On representing semigroups with subsemilattices. (Q360174)

An assertion semigroup (or \(A\)-semigroup) is a structure \((\mathbf S,E)\) where \(\mathbf S\) is a semigroup and \(E\) is a distinguished subsemilattice of \(\mathbf S\). \(A\)-semigroup \(\mathbf S\) is called weakly representable as an \(A\)-semigroup of binary relations if there is a faithful semigroup representation \(\varphi\colon\mathbf S\to\mathcal B(X)\), where \(\mathcal B(X)\) is the semigroup of all binary relations on a set \(X\), such that the elements of \(E\) are represented as restrictions of the identity map. The representation \(\varphi\) is a strong representation if the elements of \(E\) are the only elements of \(\mathbf S\) represented as restrictions of the identity map. Along with the semigroup \(\mathcal B(X)\) the semigroups \(\mathcal P(X)\) and \(\mathcal T(X)\) are considered which are the semigroups of all partial transformations and of all partial one-to-one transformations on \(X\), respectively.
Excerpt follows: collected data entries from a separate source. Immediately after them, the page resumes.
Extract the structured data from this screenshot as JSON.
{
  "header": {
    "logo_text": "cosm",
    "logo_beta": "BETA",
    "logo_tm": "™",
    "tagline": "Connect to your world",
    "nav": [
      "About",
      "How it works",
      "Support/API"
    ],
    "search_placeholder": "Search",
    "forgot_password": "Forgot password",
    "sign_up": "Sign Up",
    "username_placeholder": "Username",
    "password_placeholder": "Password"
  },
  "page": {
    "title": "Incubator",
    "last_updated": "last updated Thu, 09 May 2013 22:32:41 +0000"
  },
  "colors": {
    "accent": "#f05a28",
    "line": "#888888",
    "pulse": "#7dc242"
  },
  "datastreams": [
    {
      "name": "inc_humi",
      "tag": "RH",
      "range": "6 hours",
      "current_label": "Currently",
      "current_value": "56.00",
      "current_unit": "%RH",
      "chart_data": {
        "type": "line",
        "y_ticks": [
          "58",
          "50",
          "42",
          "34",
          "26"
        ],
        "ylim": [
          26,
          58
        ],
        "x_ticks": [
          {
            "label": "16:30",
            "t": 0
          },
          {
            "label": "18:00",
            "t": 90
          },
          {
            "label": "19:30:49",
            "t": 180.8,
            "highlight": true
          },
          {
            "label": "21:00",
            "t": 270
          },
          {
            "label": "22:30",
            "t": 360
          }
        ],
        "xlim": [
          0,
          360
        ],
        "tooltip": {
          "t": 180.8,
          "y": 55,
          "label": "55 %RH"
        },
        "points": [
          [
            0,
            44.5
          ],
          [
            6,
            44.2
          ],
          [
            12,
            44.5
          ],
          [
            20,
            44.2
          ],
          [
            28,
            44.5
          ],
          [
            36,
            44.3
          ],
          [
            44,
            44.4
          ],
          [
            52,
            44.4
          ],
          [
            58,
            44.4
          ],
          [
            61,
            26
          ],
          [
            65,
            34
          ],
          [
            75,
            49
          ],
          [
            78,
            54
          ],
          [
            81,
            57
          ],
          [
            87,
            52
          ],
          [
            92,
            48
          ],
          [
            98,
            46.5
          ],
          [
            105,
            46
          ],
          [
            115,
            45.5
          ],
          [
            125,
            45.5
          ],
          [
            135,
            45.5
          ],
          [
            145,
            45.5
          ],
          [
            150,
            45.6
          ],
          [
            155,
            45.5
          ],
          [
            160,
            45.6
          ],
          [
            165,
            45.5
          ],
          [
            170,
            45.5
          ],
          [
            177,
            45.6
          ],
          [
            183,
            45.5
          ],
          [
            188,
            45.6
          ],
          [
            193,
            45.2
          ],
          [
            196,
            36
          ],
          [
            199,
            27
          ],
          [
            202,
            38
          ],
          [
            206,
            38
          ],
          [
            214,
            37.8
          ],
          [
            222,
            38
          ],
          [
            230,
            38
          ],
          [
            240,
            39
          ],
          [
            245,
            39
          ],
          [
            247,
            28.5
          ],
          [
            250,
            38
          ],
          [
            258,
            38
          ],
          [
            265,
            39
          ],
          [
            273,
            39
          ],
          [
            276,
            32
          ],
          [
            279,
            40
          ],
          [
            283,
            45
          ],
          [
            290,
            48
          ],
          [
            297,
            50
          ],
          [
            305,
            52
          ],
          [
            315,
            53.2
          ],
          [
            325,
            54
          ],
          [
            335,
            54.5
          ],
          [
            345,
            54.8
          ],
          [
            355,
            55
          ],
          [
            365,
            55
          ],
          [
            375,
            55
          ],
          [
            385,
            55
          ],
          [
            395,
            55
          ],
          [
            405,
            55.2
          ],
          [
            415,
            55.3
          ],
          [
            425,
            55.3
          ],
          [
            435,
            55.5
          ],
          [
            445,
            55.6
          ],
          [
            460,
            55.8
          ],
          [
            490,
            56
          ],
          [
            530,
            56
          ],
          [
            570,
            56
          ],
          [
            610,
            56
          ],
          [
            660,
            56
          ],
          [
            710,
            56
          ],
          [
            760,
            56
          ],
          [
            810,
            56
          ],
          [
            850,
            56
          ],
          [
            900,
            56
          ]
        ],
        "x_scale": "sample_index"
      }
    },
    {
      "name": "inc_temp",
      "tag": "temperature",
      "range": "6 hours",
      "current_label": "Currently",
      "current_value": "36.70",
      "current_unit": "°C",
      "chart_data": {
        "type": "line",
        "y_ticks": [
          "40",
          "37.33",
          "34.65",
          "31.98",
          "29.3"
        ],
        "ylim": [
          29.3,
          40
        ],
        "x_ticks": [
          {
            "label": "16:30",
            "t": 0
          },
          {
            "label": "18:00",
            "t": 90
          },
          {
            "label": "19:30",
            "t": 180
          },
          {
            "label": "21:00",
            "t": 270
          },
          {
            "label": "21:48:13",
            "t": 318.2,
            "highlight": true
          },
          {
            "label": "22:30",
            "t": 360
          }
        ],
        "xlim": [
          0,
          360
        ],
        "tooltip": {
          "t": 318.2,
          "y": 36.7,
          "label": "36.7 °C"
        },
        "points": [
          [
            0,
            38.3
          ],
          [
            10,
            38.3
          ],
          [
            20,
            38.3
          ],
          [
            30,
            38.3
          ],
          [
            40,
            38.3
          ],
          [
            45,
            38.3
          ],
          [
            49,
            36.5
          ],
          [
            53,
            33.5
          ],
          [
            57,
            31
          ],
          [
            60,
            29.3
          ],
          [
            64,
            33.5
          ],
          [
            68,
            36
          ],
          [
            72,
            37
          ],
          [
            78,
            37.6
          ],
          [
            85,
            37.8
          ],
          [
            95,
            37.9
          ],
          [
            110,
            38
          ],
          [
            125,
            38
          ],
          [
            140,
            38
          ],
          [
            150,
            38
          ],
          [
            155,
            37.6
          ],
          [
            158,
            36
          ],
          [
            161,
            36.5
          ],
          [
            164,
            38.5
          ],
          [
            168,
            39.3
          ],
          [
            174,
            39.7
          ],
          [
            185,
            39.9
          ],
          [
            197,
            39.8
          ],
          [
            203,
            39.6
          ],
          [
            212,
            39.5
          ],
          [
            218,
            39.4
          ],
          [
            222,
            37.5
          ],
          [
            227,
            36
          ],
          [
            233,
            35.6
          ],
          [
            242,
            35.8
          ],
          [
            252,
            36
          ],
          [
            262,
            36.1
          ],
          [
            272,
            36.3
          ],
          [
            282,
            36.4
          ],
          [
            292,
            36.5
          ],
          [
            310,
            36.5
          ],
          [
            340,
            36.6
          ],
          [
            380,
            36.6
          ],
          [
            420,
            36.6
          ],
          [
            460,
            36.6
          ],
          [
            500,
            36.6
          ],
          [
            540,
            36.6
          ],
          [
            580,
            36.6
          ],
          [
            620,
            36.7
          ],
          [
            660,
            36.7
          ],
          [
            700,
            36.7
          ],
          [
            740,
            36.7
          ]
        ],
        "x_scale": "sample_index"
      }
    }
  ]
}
The corresponding classes of representable \(A\)-semigroups are quasi-varieties but it is shown that they cannot be finitely axiomatized in first order logic. The method is used to establish the absence of a finite axiomatisation in various classes of semigroups, unary semigroups and ordered semigroups. Along with new results new proofs of some known facts concerning non-finite axiomatisability are presented.